Ensure that employees know what behaviors are acceptable and not in the workplace. Often, situations can be avoided by announcing expectations right away. Besides, employees should be able to approach their manager comfortably about inappropriate behaviors observed without punishment. Consider instructing employees on how to report inappropriate behavior to upper management.

Set an example
Executives and management should set the tone for acceptable behavior in the workplace. It’s hard to enforce policies if leaders are not adhering to them.

Enforce policies consistently
Be consistent with when and how you enforce your policies. Workplace behaviors are a tricky subject and become even more difficult to punish when one person gets away with displaying them but another doesn’t. inconsistent discipline can lead to discrimination claims. HR should ensure that the employee handbook establishes progressive disciplinary procedures, according to Xenium.

Seek help
If behavior issues have become severe within your organization, consider seeking external help. A management consultant may be able to provide insight into your company culture and recommend improvements in the way your team works together.

How do you prevent inappropriate work behavior?
As the saying goes, “An ounce of prevention is worth a pound of cure.” Here are some ways to avoid having to deal with behavior issues within your organization, according to the Houston Chronicle:

Hire wisely. Look beyond resumes and try to get to know new hires. If possible, check references and do online searches to get a better idea of the kind of person you will be hiring.

Create a referral program. Your current employees may be able to recommend friends and former colleagues to fill roles in your organization. Emphasize that any referral should be a good fit for your company and its culture.

Implement onboarding. Many companies ignore the significance of the onboarding process. Onboarding not only prepares new hires for their roles but also provides an opportunity to clarify your expectations regarding employee behavior.

Practice transparency. If a company’s management team has a reputation for honesty and accountability, employees may be less likely to spread rumors or attempt to undermine others as a competitive strategy. Gossiping and backbiting within an office often have roots in a lack of transparency at the management level.
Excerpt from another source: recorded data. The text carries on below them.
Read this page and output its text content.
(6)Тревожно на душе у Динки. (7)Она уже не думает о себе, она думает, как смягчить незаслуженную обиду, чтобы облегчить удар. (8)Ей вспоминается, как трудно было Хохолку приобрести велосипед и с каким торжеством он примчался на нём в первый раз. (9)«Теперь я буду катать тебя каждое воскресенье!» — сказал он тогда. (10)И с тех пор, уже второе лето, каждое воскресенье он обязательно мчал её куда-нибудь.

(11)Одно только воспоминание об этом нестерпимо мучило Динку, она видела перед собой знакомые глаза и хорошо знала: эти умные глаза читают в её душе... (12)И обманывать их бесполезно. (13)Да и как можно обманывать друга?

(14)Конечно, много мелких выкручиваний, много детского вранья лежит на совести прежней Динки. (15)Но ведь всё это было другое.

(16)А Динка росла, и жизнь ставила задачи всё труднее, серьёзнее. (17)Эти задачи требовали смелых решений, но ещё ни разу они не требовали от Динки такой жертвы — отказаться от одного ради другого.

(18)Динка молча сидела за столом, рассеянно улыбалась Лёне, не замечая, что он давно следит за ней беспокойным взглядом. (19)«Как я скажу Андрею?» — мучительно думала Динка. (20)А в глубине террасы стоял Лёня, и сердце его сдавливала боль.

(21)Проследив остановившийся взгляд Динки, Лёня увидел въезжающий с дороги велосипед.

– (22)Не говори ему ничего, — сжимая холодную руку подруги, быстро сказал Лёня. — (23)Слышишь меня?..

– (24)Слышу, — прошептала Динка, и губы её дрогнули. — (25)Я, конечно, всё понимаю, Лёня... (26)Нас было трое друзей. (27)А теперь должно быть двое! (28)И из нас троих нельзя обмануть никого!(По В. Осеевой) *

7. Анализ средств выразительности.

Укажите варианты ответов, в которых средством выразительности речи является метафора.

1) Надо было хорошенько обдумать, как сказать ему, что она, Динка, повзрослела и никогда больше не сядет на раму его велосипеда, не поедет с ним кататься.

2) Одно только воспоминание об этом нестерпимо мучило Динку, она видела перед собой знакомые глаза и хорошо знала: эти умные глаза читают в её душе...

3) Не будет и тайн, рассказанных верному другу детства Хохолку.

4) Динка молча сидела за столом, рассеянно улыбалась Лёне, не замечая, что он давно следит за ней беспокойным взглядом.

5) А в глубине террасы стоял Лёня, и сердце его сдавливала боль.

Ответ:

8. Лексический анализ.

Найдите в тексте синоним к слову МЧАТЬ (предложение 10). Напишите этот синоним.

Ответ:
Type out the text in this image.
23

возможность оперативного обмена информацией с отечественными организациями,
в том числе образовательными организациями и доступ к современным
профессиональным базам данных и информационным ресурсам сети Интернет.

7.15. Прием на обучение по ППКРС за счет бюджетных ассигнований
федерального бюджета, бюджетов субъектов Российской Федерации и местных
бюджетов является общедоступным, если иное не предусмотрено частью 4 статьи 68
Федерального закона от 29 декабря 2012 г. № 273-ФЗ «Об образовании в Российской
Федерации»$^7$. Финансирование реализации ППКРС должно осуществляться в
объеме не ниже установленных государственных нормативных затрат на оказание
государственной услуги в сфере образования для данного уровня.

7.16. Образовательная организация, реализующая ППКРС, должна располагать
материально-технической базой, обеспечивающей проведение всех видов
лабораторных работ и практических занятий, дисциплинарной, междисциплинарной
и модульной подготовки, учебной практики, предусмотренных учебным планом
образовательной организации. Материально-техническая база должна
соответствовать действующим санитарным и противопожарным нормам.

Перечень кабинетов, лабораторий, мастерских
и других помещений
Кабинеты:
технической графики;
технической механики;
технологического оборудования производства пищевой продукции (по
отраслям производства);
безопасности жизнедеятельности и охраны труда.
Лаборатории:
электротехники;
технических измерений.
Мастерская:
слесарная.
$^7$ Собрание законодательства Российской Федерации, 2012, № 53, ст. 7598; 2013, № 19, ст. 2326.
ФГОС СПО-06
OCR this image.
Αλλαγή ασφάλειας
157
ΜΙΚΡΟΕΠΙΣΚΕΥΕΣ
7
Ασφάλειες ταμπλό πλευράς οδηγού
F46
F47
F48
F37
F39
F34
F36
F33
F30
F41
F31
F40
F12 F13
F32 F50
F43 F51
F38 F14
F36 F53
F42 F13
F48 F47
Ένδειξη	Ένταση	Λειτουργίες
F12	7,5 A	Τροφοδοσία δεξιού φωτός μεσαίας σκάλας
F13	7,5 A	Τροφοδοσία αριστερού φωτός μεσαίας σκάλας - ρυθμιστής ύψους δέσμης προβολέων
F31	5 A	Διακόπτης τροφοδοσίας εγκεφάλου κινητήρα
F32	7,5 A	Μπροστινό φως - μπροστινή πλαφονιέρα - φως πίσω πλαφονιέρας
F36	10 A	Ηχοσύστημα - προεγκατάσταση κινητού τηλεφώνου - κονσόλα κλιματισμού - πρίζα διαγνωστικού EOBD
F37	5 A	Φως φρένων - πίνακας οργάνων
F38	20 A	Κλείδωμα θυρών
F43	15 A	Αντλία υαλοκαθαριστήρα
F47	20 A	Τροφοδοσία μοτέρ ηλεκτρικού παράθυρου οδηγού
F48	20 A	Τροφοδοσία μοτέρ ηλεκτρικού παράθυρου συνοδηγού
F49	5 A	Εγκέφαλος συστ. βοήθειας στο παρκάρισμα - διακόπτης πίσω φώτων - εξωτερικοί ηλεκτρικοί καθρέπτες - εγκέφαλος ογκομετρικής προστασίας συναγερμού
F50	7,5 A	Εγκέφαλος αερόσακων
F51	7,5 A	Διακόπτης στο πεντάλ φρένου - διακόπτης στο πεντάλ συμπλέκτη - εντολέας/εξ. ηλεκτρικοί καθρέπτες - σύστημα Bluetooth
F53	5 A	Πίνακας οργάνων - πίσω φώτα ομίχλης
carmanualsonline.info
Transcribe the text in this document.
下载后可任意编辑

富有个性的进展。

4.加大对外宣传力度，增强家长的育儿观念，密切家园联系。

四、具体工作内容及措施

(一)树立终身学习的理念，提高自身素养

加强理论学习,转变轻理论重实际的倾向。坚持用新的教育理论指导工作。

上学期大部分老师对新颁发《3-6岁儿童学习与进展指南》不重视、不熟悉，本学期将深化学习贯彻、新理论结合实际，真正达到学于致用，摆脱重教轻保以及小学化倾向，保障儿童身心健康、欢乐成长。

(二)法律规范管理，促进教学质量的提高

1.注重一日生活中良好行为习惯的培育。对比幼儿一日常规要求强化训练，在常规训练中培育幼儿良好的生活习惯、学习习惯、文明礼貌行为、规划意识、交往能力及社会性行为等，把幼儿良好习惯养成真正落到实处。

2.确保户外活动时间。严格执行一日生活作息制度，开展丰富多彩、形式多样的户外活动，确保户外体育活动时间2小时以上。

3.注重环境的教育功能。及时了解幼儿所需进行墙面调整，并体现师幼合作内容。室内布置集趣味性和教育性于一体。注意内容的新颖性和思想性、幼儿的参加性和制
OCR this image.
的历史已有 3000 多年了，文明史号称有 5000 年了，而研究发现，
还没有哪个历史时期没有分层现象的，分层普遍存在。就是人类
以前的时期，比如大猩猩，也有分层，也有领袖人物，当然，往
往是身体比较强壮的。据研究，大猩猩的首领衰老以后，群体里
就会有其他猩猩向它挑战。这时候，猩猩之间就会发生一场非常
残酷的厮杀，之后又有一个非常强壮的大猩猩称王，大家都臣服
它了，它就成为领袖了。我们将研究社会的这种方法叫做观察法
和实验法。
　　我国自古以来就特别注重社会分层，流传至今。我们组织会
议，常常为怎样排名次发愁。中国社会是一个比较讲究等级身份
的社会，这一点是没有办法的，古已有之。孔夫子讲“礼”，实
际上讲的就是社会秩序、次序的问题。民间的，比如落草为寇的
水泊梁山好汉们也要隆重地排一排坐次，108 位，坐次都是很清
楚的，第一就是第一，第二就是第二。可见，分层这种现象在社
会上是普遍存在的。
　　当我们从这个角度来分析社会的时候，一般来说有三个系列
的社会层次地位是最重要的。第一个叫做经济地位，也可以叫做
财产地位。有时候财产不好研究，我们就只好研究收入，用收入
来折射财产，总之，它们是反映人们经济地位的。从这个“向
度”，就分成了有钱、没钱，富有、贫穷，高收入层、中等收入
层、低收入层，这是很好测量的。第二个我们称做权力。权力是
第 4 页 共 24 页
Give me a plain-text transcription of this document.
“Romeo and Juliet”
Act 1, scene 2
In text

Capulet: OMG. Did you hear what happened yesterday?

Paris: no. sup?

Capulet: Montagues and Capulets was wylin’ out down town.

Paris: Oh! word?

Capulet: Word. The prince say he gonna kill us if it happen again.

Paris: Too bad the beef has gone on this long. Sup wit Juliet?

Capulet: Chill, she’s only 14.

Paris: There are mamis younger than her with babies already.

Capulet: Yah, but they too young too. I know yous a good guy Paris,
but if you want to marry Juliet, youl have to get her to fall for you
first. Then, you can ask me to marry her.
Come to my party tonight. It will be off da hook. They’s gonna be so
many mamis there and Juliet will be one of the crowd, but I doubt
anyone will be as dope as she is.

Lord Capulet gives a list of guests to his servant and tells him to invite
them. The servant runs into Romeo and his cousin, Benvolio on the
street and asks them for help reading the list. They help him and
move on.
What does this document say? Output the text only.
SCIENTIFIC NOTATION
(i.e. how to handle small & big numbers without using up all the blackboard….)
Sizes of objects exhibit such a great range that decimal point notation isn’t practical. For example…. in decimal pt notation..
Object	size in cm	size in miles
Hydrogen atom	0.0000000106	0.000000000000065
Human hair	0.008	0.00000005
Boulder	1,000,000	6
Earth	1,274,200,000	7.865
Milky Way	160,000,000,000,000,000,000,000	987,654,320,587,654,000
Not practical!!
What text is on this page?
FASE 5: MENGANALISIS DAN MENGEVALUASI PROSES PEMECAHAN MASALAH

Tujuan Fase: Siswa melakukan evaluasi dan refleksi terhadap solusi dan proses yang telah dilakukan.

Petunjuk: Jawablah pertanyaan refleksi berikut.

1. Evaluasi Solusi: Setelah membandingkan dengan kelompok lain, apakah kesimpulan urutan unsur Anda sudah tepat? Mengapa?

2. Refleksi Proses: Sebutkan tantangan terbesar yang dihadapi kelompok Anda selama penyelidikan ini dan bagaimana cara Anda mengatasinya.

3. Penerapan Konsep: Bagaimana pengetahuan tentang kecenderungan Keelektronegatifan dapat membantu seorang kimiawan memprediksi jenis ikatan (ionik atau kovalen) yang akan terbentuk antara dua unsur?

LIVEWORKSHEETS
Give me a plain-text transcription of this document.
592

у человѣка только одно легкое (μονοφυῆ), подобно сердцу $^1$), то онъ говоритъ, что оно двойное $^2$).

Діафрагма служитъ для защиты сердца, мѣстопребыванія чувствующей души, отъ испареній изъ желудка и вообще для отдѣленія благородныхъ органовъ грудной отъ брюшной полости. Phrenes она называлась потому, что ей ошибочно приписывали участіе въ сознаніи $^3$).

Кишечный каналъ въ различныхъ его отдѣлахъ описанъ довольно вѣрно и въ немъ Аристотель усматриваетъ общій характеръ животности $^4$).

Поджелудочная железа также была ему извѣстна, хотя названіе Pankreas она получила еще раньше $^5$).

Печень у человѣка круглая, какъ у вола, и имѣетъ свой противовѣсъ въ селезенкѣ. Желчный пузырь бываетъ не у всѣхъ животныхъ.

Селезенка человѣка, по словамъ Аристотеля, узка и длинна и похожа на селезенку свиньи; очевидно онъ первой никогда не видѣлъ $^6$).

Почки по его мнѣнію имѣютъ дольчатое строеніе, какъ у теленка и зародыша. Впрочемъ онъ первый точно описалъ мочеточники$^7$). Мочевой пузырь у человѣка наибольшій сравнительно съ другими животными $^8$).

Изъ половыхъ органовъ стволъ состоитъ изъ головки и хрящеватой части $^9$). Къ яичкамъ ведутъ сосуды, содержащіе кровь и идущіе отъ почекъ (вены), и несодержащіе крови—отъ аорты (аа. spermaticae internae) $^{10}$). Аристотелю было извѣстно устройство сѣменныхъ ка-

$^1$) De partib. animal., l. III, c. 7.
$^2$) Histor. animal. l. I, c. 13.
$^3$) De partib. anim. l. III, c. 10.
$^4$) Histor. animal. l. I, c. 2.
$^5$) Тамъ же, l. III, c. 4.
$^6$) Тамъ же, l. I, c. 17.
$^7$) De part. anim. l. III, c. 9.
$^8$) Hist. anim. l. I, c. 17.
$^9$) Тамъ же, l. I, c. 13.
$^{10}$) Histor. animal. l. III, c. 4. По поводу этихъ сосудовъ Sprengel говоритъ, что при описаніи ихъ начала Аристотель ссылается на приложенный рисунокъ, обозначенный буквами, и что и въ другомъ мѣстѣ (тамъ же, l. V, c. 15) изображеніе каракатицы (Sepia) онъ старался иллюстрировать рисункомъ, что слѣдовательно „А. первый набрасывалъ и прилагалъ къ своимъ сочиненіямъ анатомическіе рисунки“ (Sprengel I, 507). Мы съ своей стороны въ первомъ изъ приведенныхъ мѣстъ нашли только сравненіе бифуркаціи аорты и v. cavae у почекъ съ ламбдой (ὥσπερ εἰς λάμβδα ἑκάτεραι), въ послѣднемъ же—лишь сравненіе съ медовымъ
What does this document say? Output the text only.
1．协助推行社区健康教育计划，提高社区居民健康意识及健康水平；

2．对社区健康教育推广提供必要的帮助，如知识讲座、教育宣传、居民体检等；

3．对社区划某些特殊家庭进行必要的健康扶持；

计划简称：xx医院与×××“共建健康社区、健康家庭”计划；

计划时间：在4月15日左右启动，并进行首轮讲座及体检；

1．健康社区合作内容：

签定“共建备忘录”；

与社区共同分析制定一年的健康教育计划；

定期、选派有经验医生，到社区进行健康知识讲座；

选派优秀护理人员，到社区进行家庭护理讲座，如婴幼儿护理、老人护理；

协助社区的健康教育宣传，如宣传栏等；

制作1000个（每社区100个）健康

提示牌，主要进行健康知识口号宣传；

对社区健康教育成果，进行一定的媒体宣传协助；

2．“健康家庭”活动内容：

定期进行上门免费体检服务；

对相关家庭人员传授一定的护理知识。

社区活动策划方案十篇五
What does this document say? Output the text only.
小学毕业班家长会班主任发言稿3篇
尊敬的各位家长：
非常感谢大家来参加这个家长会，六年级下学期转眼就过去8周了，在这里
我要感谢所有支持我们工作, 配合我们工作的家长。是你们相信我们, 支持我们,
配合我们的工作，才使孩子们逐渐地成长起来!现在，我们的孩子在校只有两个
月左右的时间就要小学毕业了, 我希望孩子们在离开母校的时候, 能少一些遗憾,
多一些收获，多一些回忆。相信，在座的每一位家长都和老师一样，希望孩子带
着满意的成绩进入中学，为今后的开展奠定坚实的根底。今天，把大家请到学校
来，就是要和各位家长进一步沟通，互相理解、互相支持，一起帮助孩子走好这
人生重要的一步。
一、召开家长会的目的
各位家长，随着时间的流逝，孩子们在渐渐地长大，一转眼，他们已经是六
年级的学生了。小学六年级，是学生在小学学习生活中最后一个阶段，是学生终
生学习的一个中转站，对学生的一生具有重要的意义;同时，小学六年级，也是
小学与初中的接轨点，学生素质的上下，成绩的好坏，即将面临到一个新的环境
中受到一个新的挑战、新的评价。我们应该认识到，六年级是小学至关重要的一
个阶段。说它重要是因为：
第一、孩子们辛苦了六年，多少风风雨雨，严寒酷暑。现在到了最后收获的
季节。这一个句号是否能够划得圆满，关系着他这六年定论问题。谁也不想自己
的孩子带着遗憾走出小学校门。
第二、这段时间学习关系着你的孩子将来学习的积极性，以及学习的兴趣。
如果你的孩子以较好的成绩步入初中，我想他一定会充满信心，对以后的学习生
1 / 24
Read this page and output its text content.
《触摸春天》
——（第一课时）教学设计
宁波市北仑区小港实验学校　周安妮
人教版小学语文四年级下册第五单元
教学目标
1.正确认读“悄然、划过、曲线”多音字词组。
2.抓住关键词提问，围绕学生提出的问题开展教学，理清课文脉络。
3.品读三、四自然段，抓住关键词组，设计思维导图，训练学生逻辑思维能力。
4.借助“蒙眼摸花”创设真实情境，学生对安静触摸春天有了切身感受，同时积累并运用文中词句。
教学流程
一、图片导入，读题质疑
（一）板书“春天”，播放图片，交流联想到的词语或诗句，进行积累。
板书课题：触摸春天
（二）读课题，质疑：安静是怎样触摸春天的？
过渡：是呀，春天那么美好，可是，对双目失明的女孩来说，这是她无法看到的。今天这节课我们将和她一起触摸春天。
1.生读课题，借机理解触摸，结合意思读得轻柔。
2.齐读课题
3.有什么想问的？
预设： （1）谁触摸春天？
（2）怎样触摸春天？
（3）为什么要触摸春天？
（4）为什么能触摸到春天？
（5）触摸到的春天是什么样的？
If possible, share information about your business with employees and be aware of their concerns.

Offer support. Some bad workplace behaviors could be avoided if employees feel more comfortable discussing issues with their supervisors. For instance, an employee who has become less productive may be dealing with a personal or family crisis. Encouraging workers to speak with their supervisors before health or personal issues impact job performance benefits both them and the workplace.